Ma come già detto in un post precedente, "stato dell'arte" e "state of the art" non sono uno la traduzione dell'altro..


----------



## Einstein

State of the art = lo stato attualmente raggiunto, comprese le ultime novità.
A state-of-the-art machine = a machine of the most modern kind.

Hyphen (trattino) or not?
"The state of the art" has the same meaning as the Italian "stato dell'arte", but it can also be used as an adjective and in this case we group the words together with hyphens to show that the entire group refers, for example, to the machine.

Of course it also happens that hyphens are inserted inappropriately.


----------



## chris_

Paulfromitaly said:


> Ma come già detto in un post precedente, "stato dell'arte" e "state of the art" non sono uno la traduzione dell'altro..


Giusto. Potevo anche leggere meglio... Faccio ammenda


----------



## fabry2811

E' alquanto difficile tradurre queste espressioni senza un adeguato contesto!


----------



## mammut68

Hi everybody!
Could you please help me translating "stato dell'arte" in this sentence:
_Dopo una breve descrizione dello stato dell'arte della contabilità sociale nei Comuni italiani..
_Background is a project of studies on social accounting by small Municipalities. I searched Google and dictionaries, and found "leading edge", but this doesn't satisfy me. On the other hand, literal translation "state of the art", as suggested by Wikipedia, seems to me too technical for this issue. So my attempt is: After a short report on the leading edge of social accounting in Italian Municipalities...
 Thanks for your help and also for correcting my poor English. Mammut


----------



## Kevin Beach

"Leading edge" sounds wrong, I'm afraid. It's still regarded as scientific jargon.

"State of the art" is acceptable. It isn't too technical. It's used in most fields nowadays.

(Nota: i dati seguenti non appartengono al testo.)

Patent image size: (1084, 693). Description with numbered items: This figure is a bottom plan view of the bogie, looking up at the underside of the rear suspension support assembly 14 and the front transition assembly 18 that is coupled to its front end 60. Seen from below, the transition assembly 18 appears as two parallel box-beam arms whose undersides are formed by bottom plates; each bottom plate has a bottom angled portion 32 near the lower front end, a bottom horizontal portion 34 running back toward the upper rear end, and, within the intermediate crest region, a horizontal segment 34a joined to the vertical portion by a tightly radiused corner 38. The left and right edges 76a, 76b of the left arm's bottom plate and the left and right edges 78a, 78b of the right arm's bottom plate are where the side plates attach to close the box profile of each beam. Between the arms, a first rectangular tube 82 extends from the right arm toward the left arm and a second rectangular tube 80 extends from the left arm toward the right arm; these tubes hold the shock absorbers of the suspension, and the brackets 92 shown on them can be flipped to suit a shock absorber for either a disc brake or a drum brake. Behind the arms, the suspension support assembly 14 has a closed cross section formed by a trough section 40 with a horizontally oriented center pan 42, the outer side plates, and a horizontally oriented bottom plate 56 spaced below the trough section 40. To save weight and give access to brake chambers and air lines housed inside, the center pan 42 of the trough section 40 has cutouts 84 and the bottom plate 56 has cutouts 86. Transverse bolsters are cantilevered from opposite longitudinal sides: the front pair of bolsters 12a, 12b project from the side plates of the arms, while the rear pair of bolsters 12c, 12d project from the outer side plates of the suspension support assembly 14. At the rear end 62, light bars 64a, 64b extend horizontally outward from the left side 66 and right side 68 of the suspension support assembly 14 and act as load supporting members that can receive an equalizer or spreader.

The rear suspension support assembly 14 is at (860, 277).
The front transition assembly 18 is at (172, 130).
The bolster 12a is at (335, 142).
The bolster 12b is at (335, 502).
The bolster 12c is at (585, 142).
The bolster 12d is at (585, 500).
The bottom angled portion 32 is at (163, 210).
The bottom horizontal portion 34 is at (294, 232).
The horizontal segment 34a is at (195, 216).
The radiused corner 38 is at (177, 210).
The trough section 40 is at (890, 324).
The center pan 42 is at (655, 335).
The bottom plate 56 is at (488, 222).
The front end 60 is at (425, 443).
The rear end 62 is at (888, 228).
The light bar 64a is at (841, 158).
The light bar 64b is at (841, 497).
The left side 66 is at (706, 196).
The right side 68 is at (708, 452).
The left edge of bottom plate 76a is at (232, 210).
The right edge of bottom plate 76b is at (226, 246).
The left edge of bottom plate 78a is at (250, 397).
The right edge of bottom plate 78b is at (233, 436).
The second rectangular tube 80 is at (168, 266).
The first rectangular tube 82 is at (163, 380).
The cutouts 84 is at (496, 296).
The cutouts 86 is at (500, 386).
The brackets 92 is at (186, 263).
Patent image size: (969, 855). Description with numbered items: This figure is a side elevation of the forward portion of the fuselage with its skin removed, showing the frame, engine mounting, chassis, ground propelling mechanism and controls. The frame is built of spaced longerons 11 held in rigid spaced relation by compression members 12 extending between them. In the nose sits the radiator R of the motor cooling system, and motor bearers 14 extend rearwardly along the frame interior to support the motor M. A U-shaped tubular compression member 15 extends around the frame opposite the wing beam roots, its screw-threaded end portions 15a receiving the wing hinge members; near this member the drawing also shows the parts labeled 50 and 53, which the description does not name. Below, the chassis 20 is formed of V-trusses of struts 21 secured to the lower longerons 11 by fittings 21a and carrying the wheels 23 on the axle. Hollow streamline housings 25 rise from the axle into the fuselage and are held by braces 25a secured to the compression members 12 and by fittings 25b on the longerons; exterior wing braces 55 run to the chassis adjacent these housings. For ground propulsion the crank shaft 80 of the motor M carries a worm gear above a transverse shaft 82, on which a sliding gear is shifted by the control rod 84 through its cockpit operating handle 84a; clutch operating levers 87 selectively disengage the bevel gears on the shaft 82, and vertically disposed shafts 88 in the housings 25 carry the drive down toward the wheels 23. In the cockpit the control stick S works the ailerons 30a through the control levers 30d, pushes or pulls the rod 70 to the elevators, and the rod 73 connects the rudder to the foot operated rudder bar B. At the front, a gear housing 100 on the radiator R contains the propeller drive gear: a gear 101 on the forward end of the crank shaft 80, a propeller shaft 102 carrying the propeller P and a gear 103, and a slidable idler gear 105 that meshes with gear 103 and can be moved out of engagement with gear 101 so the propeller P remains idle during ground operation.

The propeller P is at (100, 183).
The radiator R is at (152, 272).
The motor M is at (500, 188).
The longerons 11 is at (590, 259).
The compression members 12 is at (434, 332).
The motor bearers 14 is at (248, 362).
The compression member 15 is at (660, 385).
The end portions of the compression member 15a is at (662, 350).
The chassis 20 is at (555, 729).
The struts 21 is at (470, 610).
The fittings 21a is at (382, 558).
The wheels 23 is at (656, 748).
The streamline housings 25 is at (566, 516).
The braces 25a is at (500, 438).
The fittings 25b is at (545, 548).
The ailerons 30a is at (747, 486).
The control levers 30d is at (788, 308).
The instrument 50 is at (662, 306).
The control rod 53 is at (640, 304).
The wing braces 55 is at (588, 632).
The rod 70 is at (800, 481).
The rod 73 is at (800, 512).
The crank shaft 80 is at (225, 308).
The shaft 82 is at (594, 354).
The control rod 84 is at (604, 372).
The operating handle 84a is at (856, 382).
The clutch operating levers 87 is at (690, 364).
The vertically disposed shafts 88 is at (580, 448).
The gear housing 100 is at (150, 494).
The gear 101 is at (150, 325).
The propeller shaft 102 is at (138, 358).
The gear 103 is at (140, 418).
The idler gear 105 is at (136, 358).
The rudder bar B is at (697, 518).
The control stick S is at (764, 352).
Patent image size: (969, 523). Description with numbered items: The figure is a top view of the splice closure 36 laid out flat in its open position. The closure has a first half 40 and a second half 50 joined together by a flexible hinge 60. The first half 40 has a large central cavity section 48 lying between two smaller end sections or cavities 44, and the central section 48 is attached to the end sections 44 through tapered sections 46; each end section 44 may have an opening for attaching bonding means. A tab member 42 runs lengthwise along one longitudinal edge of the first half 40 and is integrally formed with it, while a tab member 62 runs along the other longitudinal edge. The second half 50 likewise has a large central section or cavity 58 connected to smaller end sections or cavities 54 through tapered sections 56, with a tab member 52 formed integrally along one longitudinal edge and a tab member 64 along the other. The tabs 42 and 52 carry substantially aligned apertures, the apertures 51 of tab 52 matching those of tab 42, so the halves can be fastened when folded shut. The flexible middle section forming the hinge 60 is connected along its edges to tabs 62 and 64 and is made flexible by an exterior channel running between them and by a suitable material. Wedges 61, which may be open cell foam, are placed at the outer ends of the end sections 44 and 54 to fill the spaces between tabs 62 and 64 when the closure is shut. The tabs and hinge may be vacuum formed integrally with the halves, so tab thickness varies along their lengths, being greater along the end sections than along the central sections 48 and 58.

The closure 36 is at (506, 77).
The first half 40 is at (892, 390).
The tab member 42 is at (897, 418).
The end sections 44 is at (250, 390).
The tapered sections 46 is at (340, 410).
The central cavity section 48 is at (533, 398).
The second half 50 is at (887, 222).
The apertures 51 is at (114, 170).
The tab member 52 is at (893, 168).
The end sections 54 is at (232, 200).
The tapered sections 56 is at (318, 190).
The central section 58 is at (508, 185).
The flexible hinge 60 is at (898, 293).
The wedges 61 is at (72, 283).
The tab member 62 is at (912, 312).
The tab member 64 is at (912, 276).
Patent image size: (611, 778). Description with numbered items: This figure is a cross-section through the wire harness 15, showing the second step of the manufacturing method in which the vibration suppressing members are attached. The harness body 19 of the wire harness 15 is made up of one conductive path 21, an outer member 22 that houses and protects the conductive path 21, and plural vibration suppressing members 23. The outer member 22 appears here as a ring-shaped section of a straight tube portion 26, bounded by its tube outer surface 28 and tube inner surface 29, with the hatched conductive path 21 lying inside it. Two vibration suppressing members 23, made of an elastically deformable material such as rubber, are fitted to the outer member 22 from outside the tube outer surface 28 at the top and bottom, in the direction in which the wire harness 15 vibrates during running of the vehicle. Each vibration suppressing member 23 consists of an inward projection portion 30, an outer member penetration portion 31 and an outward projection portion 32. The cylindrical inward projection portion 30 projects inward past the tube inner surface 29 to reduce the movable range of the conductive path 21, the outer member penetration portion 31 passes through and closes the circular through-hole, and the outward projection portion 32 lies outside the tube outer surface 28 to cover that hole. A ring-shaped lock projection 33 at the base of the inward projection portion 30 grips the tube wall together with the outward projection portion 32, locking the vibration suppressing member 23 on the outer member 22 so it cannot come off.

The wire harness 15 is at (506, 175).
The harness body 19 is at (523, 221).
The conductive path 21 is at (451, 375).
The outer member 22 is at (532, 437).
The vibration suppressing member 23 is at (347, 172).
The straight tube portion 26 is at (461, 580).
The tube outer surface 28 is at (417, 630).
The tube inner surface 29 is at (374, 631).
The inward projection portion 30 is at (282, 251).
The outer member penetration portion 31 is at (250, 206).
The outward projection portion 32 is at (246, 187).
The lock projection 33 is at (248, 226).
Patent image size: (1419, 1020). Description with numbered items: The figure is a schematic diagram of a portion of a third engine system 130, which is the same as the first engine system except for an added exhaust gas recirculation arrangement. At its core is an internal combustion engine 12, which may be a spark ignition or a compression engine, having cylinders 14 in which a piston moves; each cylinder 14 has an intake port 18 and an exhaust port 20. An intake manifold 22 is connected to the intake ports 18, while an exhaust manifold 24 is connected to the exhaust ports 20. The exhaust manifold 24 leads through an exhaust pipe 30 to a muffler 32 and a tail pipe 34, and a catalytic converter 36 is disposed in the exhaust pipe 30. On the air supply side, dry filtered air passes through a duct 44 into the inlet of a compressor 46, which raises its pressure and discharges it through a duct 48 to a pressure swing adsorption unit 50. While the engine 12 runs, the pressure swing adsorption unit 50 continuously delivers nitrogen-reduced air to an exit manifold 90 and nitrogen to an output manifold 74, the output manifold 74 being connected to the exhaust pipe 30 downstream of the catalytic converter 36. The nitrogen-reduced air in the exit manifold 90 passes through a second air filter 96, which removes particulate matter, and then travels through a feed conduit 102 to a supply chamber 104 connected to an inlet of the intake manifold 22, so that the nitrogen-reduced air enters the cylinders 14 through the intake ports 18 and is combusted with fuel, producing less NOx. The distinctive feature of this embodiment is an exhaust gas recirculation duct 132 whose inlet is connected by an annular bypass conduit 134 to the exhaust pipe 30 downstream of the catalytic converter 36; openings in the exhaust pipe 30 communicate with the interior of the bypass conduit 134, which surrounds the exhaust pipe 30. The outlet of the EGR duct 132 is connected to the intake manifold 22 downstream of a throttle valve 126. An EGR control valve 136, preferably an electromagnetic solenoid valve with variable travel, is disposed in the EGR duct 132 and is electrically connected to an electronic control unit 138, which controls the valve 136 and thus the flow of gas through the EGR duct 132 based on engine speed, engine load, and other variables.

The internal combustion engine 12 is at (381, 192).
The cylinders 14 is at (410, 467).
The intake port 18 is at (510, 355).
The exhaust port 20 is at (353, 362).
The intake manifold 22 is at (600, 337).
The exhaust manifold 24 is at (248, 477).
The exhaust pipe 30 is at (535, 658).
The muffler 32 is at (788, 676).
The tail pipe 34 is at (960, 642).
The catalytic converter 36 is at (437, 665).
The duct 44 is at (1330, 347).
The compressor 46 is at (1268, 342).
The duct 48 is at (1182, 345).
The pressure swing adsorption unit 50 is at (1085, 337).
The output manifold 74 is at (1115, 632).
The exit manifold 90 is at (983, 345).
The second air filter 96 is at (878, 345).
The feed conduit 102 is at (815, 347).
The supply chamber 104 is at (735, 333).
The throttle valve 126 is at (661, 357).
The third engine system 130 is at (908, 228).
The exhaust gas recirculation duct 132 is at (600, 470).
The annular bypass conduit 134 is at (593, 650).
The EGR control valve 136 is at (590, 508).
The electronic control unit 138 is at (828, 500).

How about: *After a short report on recent developments in .....*?  It's a very common expression and it encompasses the concept of stating "what's new" in a subject.


----------



## RICCARDOS

Ciao Mammut,

I think that "state of the art" actually sounds more appropriate in this context. "State of the art" is not especially technical and simply suggests the "most advanced practices generally accepted and currently utilized". "Leading edge" suggests "extremely advanced practices" which are frequently experimental and not typically utilized in generaL practice. 

Hope this helps,

Riccardo


----------



## furs

I am almost sure that the Italian 'stato dell'arte' is actually a literal translation from English 'state of the art'....


----------



## ConusMagus

furs said:


> I almost sure that the Italian 'stato dell'arte' is actually a literal translation from English 'state of the art'....


 
Yes it is, but depending on the context not ever a literal translation fits better, but you ever have to analyze the semantic of the phrase because in the native language there could be some 'nuances' difficult to recognise.

Bye.


----------



## AWOL4mylo

Sometimes 'status' works for 'stato dell'arte,' as in 'system status,' 'status of the project,' as a way of saying that this is the current state of a project that is (or was) expected to continue changing.  Context will tell you whether it is this meaning or just the Italian version of 'state-of-the-art,' which is a different creature altogether...


----------



## ricercando

Scusate se riapro questo thread.. Sto scrivendo un articolo scientifico sulla riabilitazione robotica (che paroloni..). Quello che voglio dire é: "Analizzando la letteratura, emerge che i soggetti ...."
Come tradurlo? 
I miei tentativi: 
- By the state of art, it emerges that...
- From a literature survey, it emerges that..
Nessuno dei due mi convince veramente.. suggerimenti? A complicare la situazione, il fatto che l' editore limita il numero di parole per l'articolo, quindi devo trovare il modo migliore per dirlo, usando meno parole possibile. Dall'inizio del thread, ad esempio, non ho capito se posso scrivere state-of-art o è veramente sbagliato.
Grazie!!


----------



## furs

Con state-of-the-art si intende il livello di prestazioni (per cosi' dire) raggiunto attualmente. Mi pare che tu voglia dire qualcosa di diverso.


----------



## AWOL4mylo

"A review of the literature has revealed that" the subjects, "how" the subjects, "why" the subjects, depending on what follows...
If you really need to cut down on words, try
"A literature review reveals" or "The literature review revealed" ...  a little choppy, but could still work.  
N.B. a well-done scholarly/scientific article should build on (as opposed to repeating or ignoring) the existing 'literature' in that specific sector/field (all the previous scholarly/scientific works), so references to the 'literature review' is a way of saying 'I checked out what everybody else did to confirm that what I'm doing fits in and adds to this body of knowledge.'
buon lavoro


----------



## ricercando

Thanks AWOL4mylo! 
Your suggestion is perfect, especially in the short form  
You explain perfectly what I want to say. 
Thanks!


----------



## gettingby

Arrivo molto in ritardo a questo thread ma con un "contesto" uguale al Isapola del 2006  cioè un CV con una sezione del titolo 
*Attività di ricerca in Italiae all'estero (Borse di studio, finanziamenti, risultati, statodell'arte): 
*che mi fa pensare che "stato dell'arte" qui (un elenco di progetti di ricerca ancora non pubblicati) potrebbe essere "work in progress" .. che ne dite?


----------



## Lorena1970

gettingby said:


> *Attività di ricerca in Italiae all'estero (Borse di studio, finanziamenti, risultati, statodell'arte):
> *che mi fa pensare che "stato dell'arte" qui (un elenco di progetti di ricerca ancora non pubblicati) potrebbe essere "work in progress" .. che ne dite?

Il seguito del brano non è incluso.